The Korean Metal Workers' Union will launch a nationwide general strike on the 15th. With major unions in the auto industry, including Hyundai Motor Group and GM Korea, joining in unison, a large number of auto plants across the country are set to grind to a halt that day. This makes production disruptions of thousands of vehicles inevitable. If the strike drags on, observers note that, beyond poor results, delays in exports could erode credibility and inevitably narrow Korea's position in the global market.

The Metal Workers' Union said about 79,000 members who have secured the right to strike will launch a strike totaling more than eight hours that day (four hours per shift for shift workers). Adding roughly 6,000 members without strike rights who will join the action by using general meetings and training hours, the union claims a total of about 85,000 members will participate in this strike. They plan to hold strike rallies in each region that day, and in Seoul they will join the Korean Confederation of Trade Unions (KCTU) general strike rally at Gwanghwamun Station in Jongno District at 3 p.m.

Hyundai Motor union members hold a kick-off rally for complete victory in the 2026 collective bargaining in front of the main building at the Ulsan plant on the 13th./Courtesy of News1

With the full-scale strike by the Metal Workers' Union that day, auto and parts plants nationwide affiliated with it will shut down operations all at once. Representing the auto industry, Hyundai Motor, along with Kia and GM Korea, will directly take part in the Seoul strike rally. Unions at key Hyundai Motor Group affiliates are also set to join. In Daejeon and North Chungcheong, Hyundai Mobis' Chungju plant, and in North Jeolla, the area in front of Hyundai Motor's Jeonju plant, have each been chosen as regional rally sites.
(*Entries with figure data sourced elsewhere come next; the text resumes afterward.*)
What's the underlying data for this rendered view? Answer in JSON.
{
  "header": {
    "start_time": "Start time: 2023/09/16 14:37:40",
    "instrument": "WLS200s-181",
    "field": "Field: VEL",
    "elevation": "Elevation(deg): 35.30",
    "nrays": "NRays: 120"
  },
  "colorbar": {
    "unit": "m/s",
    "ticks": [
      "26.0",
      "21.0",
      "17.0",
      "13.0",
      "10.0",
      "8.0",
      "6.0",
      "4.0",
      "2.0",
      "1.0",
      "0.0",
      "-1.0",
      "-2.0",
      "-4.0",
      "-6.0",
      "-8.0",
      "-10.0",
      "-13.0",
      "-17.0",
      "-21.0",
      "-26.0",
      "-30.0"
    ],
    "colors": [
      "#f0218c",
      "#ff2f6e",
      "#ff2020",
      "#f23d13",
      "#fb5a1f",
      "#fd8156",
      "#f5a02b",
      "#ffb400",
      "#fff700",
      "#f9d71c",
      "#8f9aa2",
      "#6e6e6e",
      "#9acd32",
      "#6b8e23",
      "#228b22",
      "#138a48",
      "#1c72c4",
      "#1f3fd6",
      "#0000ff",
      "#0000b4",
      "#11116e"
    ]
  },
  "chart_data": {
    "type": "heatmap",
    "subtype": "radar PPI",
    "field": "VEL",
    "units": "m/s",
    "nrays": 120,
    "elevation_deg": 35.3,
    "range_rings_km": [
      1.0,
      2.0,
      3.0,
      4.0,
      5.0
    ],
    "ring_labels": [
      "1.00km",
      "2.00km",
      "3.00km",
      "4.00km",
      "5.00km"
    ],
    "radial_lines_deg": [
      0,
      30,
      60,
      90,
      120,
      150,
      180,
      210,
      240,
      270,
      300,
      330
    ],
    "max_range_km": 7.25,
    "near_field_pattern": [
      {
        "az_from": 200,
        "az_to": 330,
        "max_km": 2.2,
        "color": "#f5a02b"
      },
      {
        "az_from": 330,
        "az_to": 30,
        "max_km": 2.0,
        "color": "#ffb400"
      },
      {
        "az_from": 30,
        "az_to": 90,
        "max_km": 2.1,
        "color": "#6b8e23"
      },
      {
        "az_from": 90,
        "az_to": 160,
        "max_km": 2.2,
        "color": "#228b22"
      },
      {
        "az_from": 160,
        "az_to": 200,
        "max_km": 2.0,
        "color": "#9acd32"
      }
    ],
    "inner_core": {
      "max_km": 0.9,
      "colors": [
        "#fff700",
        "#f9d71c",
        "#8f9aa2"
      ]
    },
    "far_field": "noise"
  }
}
The Metal Workers' Union is demanding employment and human rights protections when introducing artificial intelligence (AI), as well as winning cross-company and prime-contractor bargaining, base pay increases, and retirement age extensions. The Hyundai Motor union is calling for a performance bonus equal to 30% of the previous year's net profit, a 149,600-won increase in base pay, and an 800% increase in bonuses, while the GM Korea union is demanding a 30 million-won performance bonus per person, a 149,600-won increase in base pay, and a plan to allocate new models.

A full-scale strike can only exacerbate production disruptions. The Hyundai Motor union is striking a total of 12 hours over three days from the 13th through that day. This is expected to cause production disruptions of around 5,000 vehicles and mid-200 billion won in revenue losses. On that day alone, roughly 1,700 vehicles will not be built on time.

The GM Korea union will begin a partial strike of eight hours per day for two days starting that day. During the 2024 strike, estimates indicated that an eight-hour daily plant stoppage would cause production disruptions of about 1,000 vehicles. Considering GM Korea's domestic sales last month were 1,049 units, the loss from one day of striking matches the number of vehicles sold in the domestic market over an entire month.

The problem is that this strike may be only the beginning. Each union is signaling it will not hesitate to go to full-scale confrontation. The Hyundai Motor union said the previous day, "A partial strike is guidance set from a long-term perspective," and added, "We will raise the level of the strike at the next dispute countermeasures committee." Ahn Gyu-baek, the GM Korea union leader, likewise reportedly said, after talks collapsed the previous day, "We will show the anger on the shop floor as it is." Analysts say all of them have been influenced by labor talks at semiconductor companies, where large performance bonuses were awarded.

A prolonged strike leads directly to weaker competitiveness. Hyundai Motor has been suffering from sluggish sales this year, and as a way to break through, Hyundai Motor Group Vice Chairman Chang Jae-hoon said last month, "This year, with a favorable new model cycle for the Grandeur and Avante, we have competitiveness compared with rivals." In response, a Hyundai Motor union member said, "Management likely aimed for a rebound in results with new model launches in the second half, but at this rate, mass-production schedules will be pushed back one after another."

GM Korea exports 97% to the United States and elsewhere, and if the strike continues, it will be difficult to meet the volumes required by General Motors in the United States on time. An auto industry official said, "This will lead to a decline in trust in the global market and inevitably deal a fatal blow to the allocation of new models in the future and to the long-term export front."